Wawancara dengan Bapak Supangat Rohani MA tentang UJIAN NASIONAL (1)
- Details
- Berita Al Syukro
- Hits: 4751
Berbincang tentang Dunia Pendidikan bersama dengan Bapak Supangat Rohani MA, Kepala SD/SMP Islam Al Syukro memang mengasyikkan. Sebagai pemerhati sekaligus praktisi Pendidikan, cermatannya begitu mendalam ketika menilai konsep dan metodologi transfer ilmu melalui lembaga pendidikan.
Kini, Pak Supangat tengah menyelesaikan tahap akhir dari program study beasiswa S-3 (program Administrasi Pendidikan) di Universitas Pendidikan Indonesia (UPI) Bandung, Jawa Barat. ”Alhamdulillah, saya termasuk yang lulus Ujian Comprehensive, yang merupakan sebuah ujian sebelum Ujian Disertasi. Dari sebanyak 30 mahasiswa program S-3, hanya 20% saja yang lulus Ujian Comprehensive. Saya juga lulus dalam Tes Bahasa Inggris yang mempersyaratkan untuk memiliki nilai TOEFL minimal 500. Selanjutnya, saya tinggal mempersiapkan Ujian Disertasi,” tuturnya.
Berikut, kutipan wawancara bersama Pak Supangat mengenai Ujian Nasional (UN), saat ditemui di Ruang Pengawas UN SMP, Senin (29/3). Seperti diketahui, pelaksanaan UN bagi siswa kelas IX SMP Islam Al Syukro dilaksanakan selama empat hari (empat materi Bahasa Indonesia, Bahasa Inggris, Matematika dan IPA), dengan lancar dan sukses, sejak Senin, 29 Maret – Kamis, 1 April 2010:
*** |
Pelaksanaan UN di SMP Islam Al Syukro, bagaimana hasil pengamatan Anda?
Sebelum UN dimulai, kami melakukan acara pembukaan gelar UN terlebih dahulu. Ini untuk memastikan kepada pengawas independen (Bapak Agus Andria dari Bidang Akademik Rektorat UIN Syarif Hidayatullah, Jakarta) dan empat orang pengawas di kelas (dari SMP Darussalam, Ciputat), bahwa selama ini kita senantiasa menanamkan kepada anak-anak tentang arti kejujuran, karena ia lebih penting dibandingkan dengan nilai UN. Jangankan untuk nilai UN, bila dikeluarkan dari sekolah pun, apabila atas nama kejujuran, maka Gusti Allah pasti akan membantu dan memberikan yang terbaik. Karena itu, tugas kita semua ini hanyalah berbuat, belajar, mempersiapkan UN semaksimal mungkin dan setelah UN, pasrah ilallah.
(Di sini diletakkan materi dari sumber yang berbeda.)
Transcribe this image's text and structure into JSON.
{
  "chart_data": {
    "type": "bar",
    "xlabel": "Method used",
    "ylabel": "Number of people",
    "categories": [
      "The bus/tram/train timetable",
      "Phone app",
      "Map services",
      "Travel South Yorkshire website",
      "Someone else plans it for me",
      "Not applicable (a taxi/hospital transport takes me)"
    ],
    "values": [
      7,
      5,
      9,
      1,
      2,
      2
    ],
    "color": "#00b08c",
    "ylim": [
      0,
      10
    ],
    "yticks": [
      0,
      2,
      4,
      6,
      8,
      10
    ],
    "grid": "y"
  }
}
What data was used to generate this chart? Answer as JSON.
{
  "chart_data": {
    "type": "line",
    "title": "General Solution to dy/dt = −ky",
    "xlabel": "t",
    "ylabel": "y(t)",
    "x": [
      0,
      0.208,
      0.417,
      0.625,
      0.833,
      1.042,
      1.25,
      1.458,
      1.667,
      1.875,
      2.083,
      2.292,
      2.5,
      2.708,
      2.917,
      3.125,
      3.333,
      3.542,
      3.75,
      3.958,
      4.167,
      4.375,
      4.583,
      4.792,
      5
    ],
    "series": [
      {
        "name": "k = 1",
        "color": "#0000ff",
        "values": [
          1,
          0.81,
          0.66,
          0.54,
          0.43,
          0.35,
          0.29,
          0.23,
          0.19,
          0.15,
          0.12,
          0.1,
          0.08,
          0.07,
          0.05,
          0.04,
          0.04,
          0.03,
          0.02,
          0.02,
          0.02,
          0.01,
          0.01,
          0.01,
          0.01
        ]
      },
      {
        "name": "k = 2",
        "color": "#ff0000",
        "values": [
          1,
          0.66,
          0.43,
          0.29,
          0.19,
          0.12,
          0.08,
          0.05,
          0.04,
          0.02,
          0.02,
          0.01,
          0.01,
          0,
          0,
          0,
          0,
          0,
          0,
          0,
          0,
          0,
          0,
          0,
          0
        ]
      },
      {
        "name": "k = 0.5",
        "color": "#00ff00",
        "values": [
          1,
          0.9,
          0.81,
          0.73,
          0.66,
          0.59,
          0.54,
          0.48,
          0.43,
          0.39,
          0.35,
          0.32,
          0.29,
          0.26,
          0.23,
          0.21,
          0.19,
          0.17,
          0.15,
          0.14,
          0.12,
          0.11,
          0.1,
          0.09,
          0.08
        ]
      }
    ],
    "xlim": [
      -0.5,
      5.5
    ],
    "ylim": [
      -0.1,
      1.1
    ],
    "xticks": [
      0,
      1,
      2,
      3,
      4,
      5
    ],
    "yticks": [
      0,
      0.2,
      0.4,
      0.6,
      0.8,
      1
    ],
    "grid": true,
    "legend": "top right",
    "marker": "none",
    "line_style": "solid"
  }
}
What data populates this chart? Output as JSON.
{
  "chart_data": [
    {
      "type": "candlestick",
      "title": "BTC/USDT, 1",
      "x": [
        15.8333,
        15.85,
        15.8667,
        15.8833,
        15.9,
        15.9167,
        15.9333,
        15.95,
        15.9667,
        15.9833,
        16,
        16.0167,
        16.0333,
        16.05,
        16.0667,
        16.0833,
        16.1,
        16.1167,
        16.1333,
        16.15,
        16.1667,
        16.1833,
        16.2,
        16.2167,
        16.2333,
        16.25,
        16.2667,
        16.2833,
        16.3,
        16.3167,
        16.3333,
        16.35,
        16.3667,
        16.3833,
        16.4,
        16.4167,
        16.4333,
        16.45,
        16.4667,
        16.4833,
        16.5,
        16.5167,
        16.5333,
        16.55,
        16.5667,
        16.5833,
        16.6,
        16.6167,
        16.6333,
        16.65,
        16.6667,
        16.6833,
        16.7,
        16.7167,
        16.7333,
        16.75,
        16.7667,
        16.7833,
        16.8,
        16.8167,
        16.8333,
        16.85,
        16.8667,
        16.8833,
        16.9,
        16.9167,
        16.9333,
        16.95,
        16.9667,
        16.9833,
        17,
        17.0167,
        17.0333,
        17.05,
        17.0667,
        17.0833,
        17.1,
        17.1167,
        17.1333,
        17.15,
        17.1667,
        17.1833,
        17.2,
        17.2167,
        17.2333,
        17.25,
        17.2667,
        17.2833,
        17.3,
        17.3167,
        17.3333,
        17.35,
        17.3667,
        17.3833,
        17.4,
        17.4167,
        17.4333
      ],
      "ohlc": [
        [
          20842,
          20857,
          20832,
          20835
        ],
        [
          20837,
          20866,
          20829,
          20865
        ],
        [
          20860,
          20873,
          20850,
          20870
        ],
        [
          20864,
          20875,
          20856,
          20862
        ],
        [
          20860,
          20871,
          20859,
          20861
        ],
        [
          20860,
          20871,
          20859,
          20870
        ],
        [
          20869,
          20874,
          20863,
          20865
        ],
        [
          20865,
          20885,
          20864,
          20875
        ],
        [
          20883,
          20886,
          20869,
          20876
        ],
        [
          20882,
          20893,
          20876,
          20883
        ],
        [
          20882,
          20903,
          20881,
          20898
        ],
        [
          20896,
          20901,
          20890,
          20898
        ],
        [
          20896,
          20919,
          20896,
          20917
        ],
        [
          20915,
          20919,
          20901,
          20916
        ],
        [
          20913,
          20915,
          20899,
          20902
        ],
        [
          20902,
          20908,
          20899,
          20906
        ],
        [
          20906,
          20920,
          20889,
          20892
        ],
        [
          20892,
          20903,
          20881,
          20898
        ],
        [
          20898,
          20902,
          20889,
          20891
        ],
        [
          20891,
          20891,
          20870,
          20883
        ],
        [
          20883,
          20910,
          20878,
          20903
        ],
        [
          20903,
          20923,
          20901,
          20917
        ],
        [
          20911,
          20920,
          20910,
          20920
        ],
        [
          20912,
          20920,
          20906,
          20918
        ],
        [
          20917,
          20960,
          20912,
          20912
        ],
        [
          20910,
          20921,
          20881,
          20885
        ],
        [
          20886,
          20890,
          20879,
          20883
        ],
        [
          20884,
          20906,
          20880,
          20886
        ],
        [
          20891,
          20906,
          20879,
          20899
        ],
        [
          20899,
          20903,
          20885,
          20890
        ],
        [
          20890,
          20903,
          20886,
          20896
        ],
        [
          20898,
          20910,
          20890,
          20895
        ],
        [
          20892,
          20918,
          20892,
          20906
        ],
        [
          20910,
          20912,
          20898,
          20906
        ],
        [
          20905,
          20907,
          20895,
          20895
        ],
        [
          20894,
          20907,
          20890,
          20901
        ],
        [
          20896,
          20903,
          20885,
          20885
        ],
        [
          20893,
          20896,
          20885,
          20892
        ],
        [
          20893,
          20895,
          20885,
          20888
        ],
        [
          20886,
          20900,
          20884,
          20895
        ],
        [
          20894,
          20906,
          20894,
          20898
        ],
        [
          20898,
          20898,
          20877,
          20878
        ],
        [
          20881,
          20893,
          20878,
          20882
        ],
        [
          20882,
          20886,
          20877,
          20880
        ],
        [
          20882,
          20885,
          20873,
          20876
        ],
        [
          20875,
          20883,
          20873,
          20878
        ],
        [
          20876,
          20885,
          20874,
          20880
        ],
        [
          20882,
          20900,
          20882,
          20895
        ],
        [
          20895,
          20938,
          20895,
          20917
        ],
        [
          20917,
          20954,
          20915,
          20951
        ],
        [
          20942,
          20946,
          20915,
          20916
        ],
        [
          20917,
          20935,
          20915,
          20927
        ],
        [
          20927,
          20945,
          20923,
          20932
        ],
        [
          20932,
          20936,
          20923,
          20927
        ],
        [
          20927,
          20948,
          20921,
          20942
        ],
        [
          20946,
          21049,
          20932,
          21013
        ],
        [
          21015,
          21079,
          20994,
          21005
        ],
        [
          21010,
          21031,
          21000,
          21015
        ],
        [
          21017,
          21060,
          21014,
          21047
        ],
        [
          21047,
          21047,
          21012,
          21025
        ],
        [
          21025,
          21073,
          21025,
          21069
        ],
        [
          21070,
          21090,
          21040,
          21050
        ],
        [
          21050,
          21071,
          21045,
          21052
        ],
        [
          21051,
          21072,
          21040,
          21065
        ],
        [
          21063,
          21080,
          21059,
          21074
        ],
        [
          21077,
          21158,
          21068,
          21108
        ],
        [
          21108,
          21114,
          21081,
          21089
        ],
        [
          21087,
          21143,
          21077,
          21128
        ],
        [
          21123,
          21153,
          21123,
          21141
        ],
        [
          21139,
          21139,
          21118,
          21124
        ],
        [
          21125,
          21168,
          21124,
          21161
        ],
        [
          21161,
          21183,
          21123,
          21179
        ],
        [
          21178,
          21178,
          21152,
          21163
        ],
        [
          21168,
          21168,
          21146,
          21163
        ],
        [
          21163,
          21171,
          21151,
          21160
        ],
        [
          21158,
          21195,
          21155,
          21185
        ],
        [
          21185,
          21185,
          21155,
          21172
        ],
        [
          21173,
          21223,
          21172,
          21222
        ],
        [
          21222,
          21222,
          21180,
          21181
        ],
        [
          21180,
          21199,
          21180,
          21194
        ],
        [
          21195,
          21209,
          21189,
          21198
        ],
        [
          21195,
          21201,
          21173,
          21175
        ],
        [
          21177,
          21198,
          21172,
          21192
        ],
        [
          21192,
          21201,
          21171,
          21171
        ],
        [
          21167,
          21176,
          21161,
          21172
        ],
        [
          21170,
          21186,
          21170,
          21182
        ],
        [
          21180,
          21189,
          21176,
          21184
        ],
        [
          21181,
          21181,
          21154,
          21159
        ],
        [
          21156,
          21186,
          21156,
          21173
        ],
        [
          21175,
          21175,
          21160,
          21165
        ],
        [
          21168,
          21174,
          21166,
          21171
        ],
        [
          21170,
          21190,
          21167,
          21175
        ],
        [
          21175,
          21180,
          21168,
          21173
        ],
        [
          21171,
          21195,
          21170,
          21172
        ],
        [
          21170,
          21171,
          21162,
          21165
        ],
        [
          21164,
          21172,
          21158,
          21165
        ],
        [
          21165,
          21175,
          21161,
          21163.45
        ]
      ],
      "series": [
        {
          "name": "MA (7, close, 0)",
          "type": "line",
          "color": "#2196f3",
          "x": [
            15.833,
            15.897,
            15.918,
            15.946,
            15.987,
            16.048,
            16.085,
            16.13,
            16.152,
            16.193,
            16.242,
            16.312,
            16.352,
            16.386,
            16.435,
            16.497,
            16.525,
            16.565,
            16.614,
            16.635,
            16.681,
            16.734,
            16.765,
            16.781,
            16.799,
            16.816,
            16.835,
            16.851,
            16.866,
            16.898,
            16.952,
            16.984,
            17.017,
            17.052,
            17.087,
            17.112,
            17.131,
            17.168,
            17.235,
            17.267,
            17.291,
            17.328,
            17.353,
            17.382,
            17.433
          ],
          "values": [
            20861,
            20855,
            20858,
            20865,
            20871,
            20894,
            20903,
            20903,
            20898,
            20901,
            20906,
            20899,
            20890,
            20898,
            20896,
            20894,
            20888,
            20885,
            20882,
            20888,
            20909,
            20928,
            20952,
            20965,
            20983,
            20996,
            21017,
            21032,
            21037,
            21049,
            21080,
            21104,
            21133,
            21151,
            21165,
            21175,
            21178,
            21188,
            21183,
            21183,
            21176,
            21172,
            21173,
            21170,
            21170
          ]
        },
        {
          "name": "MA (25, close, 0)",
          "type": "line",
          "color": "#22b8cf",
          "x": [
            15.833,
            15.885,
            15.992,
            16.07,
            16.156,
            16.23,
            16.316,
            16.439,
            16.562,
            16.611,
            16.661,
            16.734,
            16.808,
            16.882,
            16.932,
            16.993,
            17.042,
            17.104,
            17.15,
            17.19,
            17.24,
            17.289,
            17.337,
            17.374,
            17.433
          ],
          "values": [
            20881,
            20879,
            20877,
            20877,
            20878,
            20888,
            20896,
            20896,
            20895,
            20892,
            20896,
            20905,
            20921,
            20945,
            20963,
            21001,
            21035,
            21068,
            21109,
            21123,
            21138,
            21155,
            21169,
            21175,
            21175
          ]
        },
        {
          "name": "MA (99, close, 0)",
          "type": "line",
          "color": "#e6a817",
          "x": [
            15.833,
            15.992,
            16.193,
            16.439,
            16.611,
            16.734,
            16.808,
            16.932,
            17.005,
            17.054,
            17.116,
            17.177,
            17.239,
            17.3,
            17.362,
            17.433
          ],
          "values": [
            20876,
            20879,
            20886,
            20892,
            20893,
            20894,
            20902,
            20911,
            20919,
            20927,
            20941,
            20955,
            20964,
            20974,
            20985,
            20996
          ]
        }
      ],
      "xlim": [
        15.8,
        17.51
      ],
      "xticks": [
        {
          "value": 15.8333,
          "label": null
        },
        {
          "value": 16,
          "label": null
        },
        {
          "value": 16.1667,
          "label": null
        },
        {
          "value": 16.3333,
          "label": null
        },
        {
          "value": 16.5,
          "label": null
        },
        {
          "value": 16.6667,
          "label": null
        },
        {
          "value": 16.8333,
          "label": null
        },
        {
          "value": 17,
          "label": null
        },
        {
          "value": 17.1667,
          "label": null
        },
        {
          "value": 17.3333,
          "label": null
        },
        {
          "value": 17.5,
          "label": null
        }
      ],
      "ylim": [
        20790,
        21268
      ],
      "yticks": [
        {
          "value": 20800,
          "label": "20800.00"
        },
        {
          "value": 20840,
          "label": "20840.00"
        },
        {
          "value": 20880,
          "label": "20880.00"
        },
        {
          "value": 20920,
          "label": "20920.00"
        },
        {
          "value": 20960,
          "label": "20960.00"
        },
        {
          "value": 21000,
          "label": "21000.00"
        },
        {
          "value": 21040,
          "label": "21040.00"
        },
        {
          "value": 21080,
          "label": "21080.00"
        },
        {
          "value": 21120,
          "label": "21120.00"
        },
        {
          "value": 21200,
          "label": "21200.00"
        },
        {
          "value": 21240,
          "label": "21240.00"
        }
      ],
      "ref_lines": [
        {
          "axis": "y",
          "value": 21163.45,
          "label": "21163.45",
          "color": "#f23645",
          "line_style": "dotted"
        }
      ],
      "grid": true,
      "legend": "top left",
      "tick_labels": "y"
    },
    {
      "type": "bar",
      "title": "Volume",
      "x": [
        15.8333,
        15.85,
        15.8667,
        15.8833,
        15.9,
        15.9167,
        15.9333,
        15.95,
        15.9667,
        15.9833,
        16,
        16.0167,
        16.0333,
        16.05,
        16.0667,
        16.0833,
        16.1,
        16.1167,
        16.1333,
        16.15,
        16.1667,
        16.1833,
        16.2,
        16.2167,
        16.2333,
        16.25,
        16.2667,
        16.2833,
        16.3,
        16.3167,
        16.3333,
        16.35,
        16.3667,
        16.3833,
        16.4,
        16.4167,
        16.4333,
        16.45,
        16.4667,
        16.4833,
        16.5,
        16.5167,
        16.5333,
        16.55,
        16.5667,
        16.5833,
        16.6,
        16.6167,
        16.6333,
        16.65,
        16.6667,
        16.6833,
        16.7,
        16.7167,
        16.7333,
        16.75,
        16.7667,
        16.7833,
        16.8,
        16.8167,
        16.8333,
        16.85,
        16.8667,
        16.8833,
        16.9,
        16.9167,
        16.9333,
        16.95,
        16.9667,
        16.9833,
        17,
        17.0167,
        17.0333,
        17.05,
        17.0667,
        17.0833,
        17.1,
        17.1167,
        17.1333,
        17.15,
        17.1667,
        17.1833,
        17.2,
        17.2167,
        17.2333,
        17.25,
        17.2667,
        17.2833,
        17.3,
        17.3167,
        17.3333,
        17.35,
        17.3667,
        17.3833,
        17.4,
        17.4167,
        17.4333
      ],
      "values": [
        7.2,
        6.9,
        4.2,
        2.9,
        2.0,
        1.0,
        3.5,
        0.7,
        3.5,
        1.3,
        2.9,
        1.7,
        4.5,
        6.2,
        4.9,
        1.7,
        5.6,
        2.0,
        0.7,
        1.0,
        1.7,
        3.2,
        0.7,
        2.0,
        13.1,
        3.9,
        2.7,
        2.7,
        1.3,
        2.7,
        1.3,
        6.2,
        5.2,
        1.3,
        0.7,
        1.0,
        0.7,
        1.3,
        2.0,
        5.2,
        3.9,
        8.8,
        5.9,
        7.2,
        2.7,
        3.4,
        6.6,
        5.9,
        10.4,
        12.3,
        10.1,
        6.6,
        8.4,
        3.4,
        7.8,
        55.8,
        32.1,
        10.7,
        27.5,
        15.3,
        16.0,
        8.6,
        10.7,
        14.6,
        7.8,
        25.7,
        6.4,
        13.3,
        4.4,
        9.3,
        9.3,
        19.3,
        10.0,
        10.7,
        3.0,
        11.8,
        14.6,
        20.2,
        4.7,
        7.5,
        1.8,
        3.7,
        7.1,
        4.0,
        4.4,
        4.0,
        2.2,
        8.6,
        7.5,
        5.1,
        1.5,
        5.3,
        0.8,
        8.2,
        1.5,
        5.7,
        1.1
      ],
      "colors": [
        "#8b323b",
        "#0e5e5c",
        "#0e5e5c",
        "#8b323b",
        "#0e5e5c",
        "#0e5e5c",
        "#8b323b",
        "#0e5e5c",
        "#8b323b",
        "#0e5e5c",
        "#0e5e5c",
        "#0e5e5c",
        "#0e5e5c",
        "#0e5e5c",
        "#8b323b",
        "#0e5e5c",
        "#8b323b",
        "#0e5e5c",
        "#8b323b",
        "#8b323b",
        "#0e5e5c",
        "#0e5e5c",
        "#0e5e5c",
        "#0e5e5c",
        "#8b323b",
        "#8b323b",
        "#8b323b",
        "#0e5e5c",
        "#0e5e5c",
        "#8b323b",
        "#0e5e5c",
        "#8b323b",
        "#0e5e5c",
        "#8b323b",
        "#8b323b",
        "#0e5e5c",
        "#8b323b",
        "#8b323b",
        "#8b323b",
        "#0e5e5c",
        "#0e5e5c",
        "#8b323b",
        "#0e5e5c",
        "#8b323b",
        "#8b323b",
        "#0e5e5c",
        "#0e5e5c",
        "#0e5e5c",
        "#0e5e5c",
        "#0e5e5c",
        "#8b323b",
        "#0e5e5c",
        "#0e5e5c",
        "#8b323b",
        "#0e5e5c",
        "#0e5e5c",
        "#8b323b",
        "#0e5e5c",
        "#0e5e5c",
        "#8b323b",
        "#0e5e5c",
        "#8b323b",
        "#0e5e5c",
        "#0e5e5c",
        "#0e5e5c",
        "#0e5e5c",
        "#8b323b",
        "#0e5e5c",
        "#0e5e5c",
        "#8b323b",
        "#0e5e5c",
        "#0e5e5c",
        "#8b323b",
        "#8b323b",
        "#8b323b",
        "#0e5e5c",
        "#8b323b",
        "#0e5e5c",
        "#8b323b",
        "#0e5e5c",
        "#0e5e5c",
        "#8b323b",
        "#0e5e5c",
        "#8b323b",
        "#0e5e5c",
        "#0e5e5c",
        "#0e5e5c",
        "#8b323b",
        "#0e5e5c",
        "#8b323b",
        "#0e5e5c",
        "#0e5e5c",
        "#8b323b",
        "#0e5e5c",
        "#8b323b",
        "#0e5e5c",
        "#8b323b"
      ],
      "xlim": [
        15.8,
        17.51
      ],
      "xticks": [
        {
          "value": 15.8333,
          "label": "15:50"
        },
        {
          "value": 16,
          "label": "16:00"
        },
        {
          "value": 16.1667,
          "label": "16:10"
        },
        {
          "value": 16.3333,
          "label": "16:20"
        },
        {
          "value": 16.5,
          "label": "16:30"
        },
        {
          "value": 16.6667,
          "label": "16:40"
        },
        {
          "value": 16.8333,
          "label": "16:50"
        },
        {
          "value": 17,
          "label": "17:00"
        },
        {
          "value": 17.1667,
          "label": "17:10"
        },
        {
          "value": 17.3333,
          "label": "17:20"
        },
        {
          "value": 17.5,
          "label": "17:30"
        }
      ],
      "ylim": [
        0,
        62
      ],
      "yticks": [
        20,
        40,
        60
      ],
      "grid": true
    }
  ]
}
Apapun keputusan Allah SWT itu adalah yang terbaik, walau pun kadangkala keputusan Allah tidak sesuai dengan kemauan kita. Untuk pelaksanaan UN di SMP Islam Al Syukro itu sendiri, saya sepakat dengan pernyataan pengawas independen bahwa sejauh ini pelaksanaannya lancar, aman, tanpa kendala apapun yang cukup berarti.
Selain itu, saya juga sempat melihat sendiri wajah anak-anak saat mengerjakan soal UN, dimana lebih memancarkan wajah yang tenang, ceria dan kontras bila dibandingkan dengan saat pelaksanaan try out UN pertama kali kita lakukan.
Inilah wujud dari kepasrahan ilallah yang ditunjukkan oleh anak-anak. Saya bangga melihat mereka berlaku demikian.
Dengan adanya Pengawas Independen dan Pengawas di Kelas, apakah Anda melihat bahwa metode UN telah mumpuni?
So far, peluang-peluang untuk curang banyak sekali. Kalau saat UN SMA kemarin, diduga bocor dari pihak percetakannya, maka saya bisa jabarkan 15 peluang lainnya. Misalnya, ketika soal UN sudah terkumpul di Rayon, entah siapa yang mengawasinya selama 24 jam. Bayangkan bila ada oknum yang membuka amplop soal tersebut di Rayon.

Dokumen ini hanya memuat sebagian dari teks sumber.